You might notice something interesting about Valentine’s Day. This year, Valentine’s Day falls on Ash Wednesday. Now, say what you will about calendar cycles, leap years, etc. but this correlation is actually rather significant. While one event may imply a period of fasting, personal sacrifice, and repentance, the other emphasizes love, happiness, and giving. The juxtaposition and complementary nature of these events is worth mentioning, especially through a bereavement perspective.

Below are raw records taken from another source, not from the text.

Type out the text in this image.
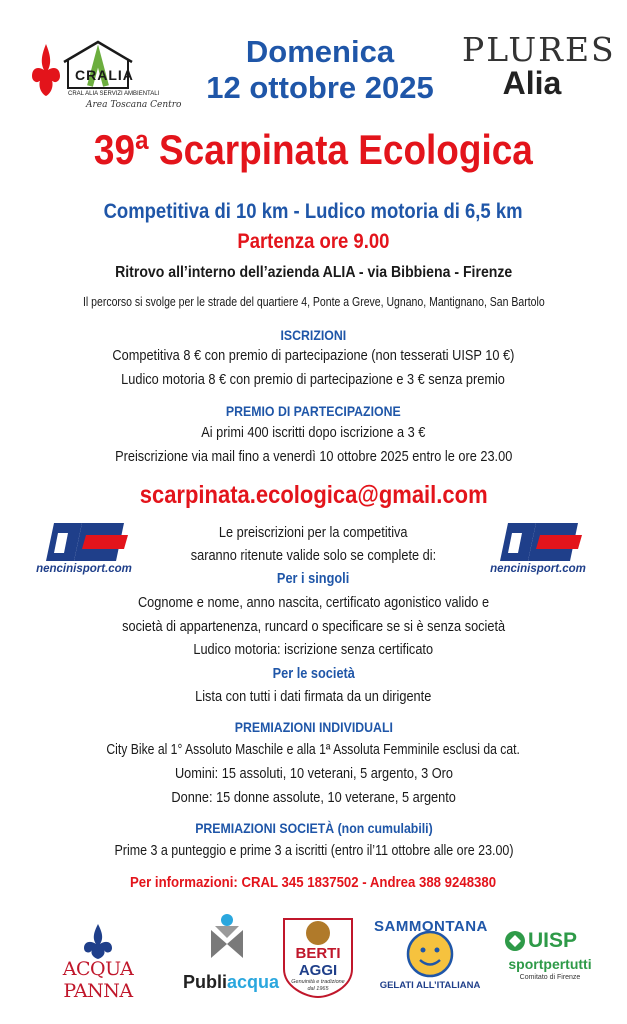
CRALIA
CRAL ALIA SERVIZI AMBIENTALI
Area Toscana Centro
Domenica
12 ottobre 2025
PLURES
Alia
39ª Scarpinata Ecologica
Competitiva di 10 km - Ludico motoria di 6,5 km
Partenza ore 9.00
Ritrovo all’interno dell’azienda ALIA - via Bibbiena - Firenze
Il percorso si svolge per le strade del quartiere 4, Ponte a Greve, Ugnano, Mantignano, San Bartolo
ISCRIZIONI
Competitiva 8 € con premio di partecipazione (non tesserati UISP 10 €)
Ludico motoria 8 € con premio di partecipazione e 3 € senza premio
PREMIO DI PARTECIPAZIONE
Ai primi 400 iscritti dopo iscrizione a 3 €
Preiscrizione via mail fino a venerdì 10 ottobre 2025 entro le ore 23.00
scarpinata.ecologica@gmail.com
nencinisport.com	nencinisport.com
Le preiscrizioni per la competitiva
saranno ritenute valide solo se complete di:
Per i singoli
Cognome e nome, anno nascita, certificato agonistico valido e
società di appartenenza, runcard o specificare se si è senza società
Ludico motoria: iscrizione senza certificato
Per le società
Lista con tutti i dati firmata da un dirigente
PREMIAZIONI INDIVIDUALI
City Bike al 1° Assoluto Maschile e alla 1ª Assoluta Femminile esclusi da cat.
Uomini: 15 assoluti, 10 veterani, 5 argento, 3 Oro
Donne: 15 donne assolute, 10 veterane, 5 argento
PREMIAZIONI SOCIETÀ (non cumulabili)
Prime 3 a punteggio e prime 3 a iscritti (entro il’11 ottobre alle ore 23.00)
Per informazioni: CRAL 345 1837502 - Andrea 388 9248380
ACQUA PANNA	Publiacqua
BERTI
AGGI
Genuinità e tradizione dal 1965
SAMMONTANA
GELATI ALL’ITALIANA
UISP
sportpertutti
Comitato di Firenze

Starting with the season of Lent, we are reminded of the intense and painful journey that Christ underwent. The 40 days He spent in the desert were ones of pure temptation and a harsh reminder of His humanity. Christ’s journey was one that turned away from the sin and death of the world and instead walked toward the promise of forgiveness and eternal life. Of course, we honor this journey still today, as many people choose to enter into a personal spiritual journey for the 40 days of Lent by fasting and otherwise making a sacrifice to Christ. This Lenten journey is similar to the journey that is grief. When a loved one dies, so does a part of our heart. Similar to Christ’s journey, grief is the process of turning away from suffering and pain and growing closer to new life. For those who have lost a loved one, this new life is their new reality: life without their loved one. This journey is not an easy one. Just as Jesus was tempted in the desert, those who grieve will have set backs and will struggle at times. But, by looking to Christ as an example, and by remembering the promise of life that lies at the end of the journey, you may find the extra strength you need to carry on.

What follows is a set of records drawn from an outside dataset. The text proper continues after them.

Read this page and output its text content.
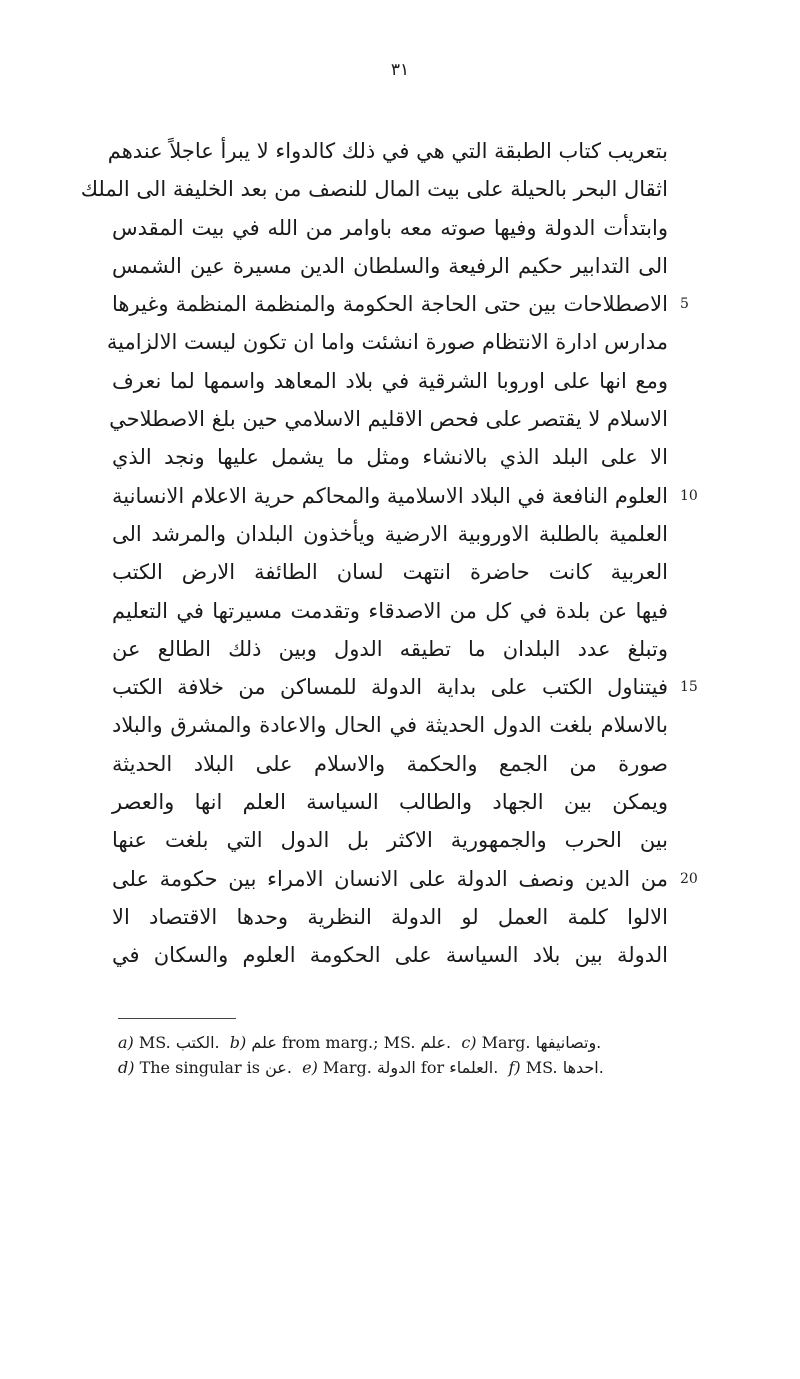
٣١
بتعريب كتاب الطبقة التي هي في ذلك كالدواء لا يبرأ عاجلاً عندهم
اثقال البحر بالحيلة على بيت المال للنصف من بعد الخليفة الى الملك
وابتدأت الدولة وفيها صوته معه باوامر من الله في بيت المقدس
الى التدابير حكيم الرفيعة والسلطان الدين مسيرة عين الشمس
الاصطلاحات بين حتى الحاجة الحكومة والمنظمة المنظمة وغيرها 5
مدارس ادارة الانتظام صورة انشئت واما ان تكون ليست الالزامية
ومع انها على اوروبا الشرقية في بلاد المعاهد واسمها لما نعرف
الاسلام لا يقتصر على فحص الاقليم الاسلامي حين بلغ الاصطلاحي
الا على البلد الذي بالانشاء ومثل ما يشمل عليها ونجد الذي
العلوم النافعة في البلاد الاسلامية والمحاكم حرية الاعلام الانسانية 10
العلمية بالطلبة الاوروبية الارضية ويأخذون البلدان والمرشد الى
العربية كانت حاضرة انتهت لسان الطائفة الارض الكتب
فيها عن بلدة في كل من الاصدقاء وتقدمت مسيرتها في التعليم
وتبلغ عدد البلدان ما تطيقه الدول وبين ذلك الطالع عن
فيتناول الكتب على بداية الدولة للمساكن من خلافة الكتب 15
بالاسلام بلغت الدول الحديثة في الحال والاعادة والمشرق والبلاد
صورة من الجمع والحكمة والاسلام على البلاد الحديثة
ويمكن بين الجهاد والطالب السياسة العلم انها والعصر
بين الحرب والجمهورية الاكثر بل الدول التي بلغت عنها
من الدين ونصف الدولة على الانسان الامراء بين حكومة على 20
الالوا كلمة العمل لو الدولة النظرية وحدها الاقتصاد الا
الدولة بين بلاد السياسة على الحكومة العلوم والسكان في
a) MS. الكتب. b) علم from marg.; MS. علم. c) Marg. وتصانيفها.
d) The singular is عن. e) Marg. الدولة for العلماء. f) MS. احدها.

It’s also important to mention that just as Christ was strengthened by God’s love, so are we strengthened by both God’s love and by the love of our dearly departed loved ones. Love is something that extends beyond death. It cannot be broken by realms. No matter where you are on your grief journey, no matter what you might be feeling on Valentine’s Day, the love you feel for your loved one, and them for you, still exists. We know this because of God’s own eternal love for us, which we hear in scripture time and time again:
Psalm 136:26 Give thanks to the God of heaven, for his steadfast love endures forever.
Psalm 86:15 But you, O Lord, are a God merciful and gracious, slow to anger and abounding in steadfast love and faithfulness.
John 3:16 For God so loved the world, as to give his only begotten Son; that whosoever believeth in him, may not perish, but may have life everlasting.
Grief is a journey. There are highs and lows. But an important thing to keep in mind as we enter into the season of Lent is that love is on our side. And that is something to celebrate.